Johanna Toruño speaks about accessible art, activism at SU
Caroline Colvin | Senior Staff Writer
With carnations, roses and sunflowers blooming on the screen behind her, Johanna Toruño spoke. Microphone in manicured, tattooed hand, Toruño, 28, sat comfortably in the velvet armchair as she recounted the obstacles and triumphs that brought her to this stage.
On Wednesday night in Schine Underground, about 40 people gathered to listen to Toruño tell her story as part of the annual “Universal Womxn” event.
Syracuse University’s chapter of the Lambda Theta Alpha Latin Sorority invited Toruño to talk about her work as part of the yearly event. Toruño is the creator of the Unapologetically Brown Series: armed with wheatpaste and computer paper, Toruño takes to the streets of New York City and paints the city floral with her feminist posters.
Toruño received the “Universal Womxn” award, along with the SU chapter of I Am That Girl and political news site The Executive Tea.
The posters touch on themes like the liberation of black and brown women, Palestine, police brutality and self-love. Often, they feature feminist icons of color like Audre Lorde and Angela Davis embedded among flora.
Toruño said she often gets asked why there are flowers on every poster.
“That’s because when I was growing up and we came here, my mom had very limited resources. We had flowers in the house. But the fake flowers, like 99-cent flowers — the little fake flowers and fruits I feel like a lot of POC households have have,” she said.
Toruño also uses Instagram heavily to spread the word. Currently, the Unapologetically Brown Series has more than 41,000 followers on Instagram.

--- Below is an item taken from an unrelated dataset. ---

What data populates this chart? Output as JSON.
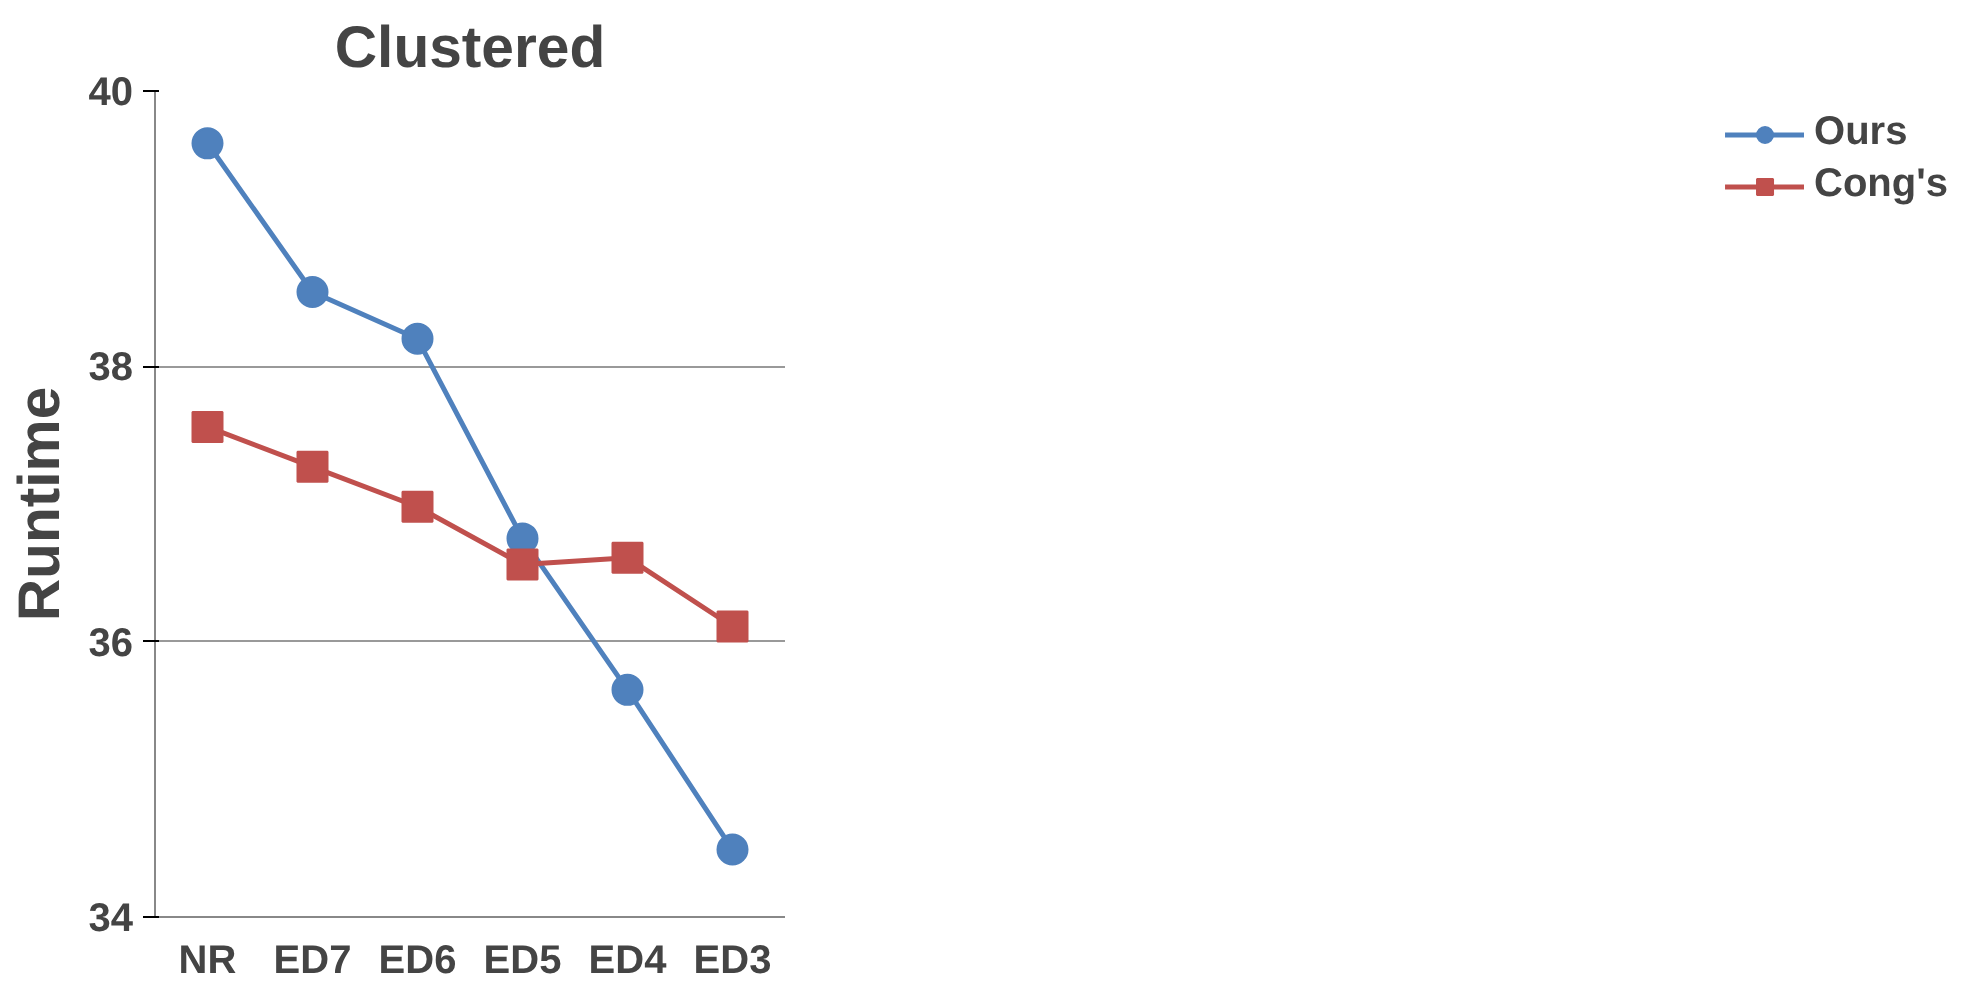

Toruño explained that she took to the streets of New York City for the same reasons she uses the social media platform: Both methods make art more accessible to marginalized communities.
Still, Toruño emphasized, she wants to use social media as a tool to amplify her greater, offline message.
“I wanted to use Instagram as a megaphone for my work, not a platform,” Toruño said.
For a long time, writing poetry was her way of catharsis. When Toruño was 9 years old, she and her mother immigrated to the United States from El Salvador.
Toruño explained that not knowing the language and not having a strong social network as an immigrant family was tough. She felt angry and alone. When she 13 and 14 years old, she was in and out of the juvenile justice system.
She first created a poster series in high school, when she was working on starting a gay-straight alliance. Up until about a year and a half ago, Toruño had been reading her poems for SoundCloud. She realized it wasn’t quite for her.
“SoundCloud is cute or whatever, but it’s kind of not my thing. It was kind of boring to me,” Toruño said. That’s when the Unapologetically Brown Series started to take shape.
“Once I put my posters out there, it exists beyond me,” Toruño told the audience. “I wanted it to take a life of its own. To speak for itself, without me.”
Rachel Mitchell, president of Lambda Theta Alpha Latin Sorority, said the “universal womxn,” as mentioned by LTA’s mission, can be defined individually. When speaking to the idea of the “Universal Womxn” event, Toruño said she liked the idea of the “x” for the same reason she likes it in “Latinx.” There’s freedom there.
“A universal woman can be a heavily tattooed queer woman. It can be a non-binary person. It could be whatever,” she said.
Mitchell said LTA aims to use this annual event as a platform for highlighting and celebrating women of color who normally wouldn’t have a voice in artist spaces.
“We will pay you, we will give you that platform and you can say what you need to say, and empower people while doing so,” Mitchell said.
Mitchell emphasized that she wanted this event to speak to women of color on SU’s campus.
Ahlam Islam, a sophomore sociology and citizenship and civic engagement double major, said, “I’ve been talking a lot about how this year, sophomore year, I’ve become very aware of how white this school is. So it’s kind of nice to have this there also, at the same time.”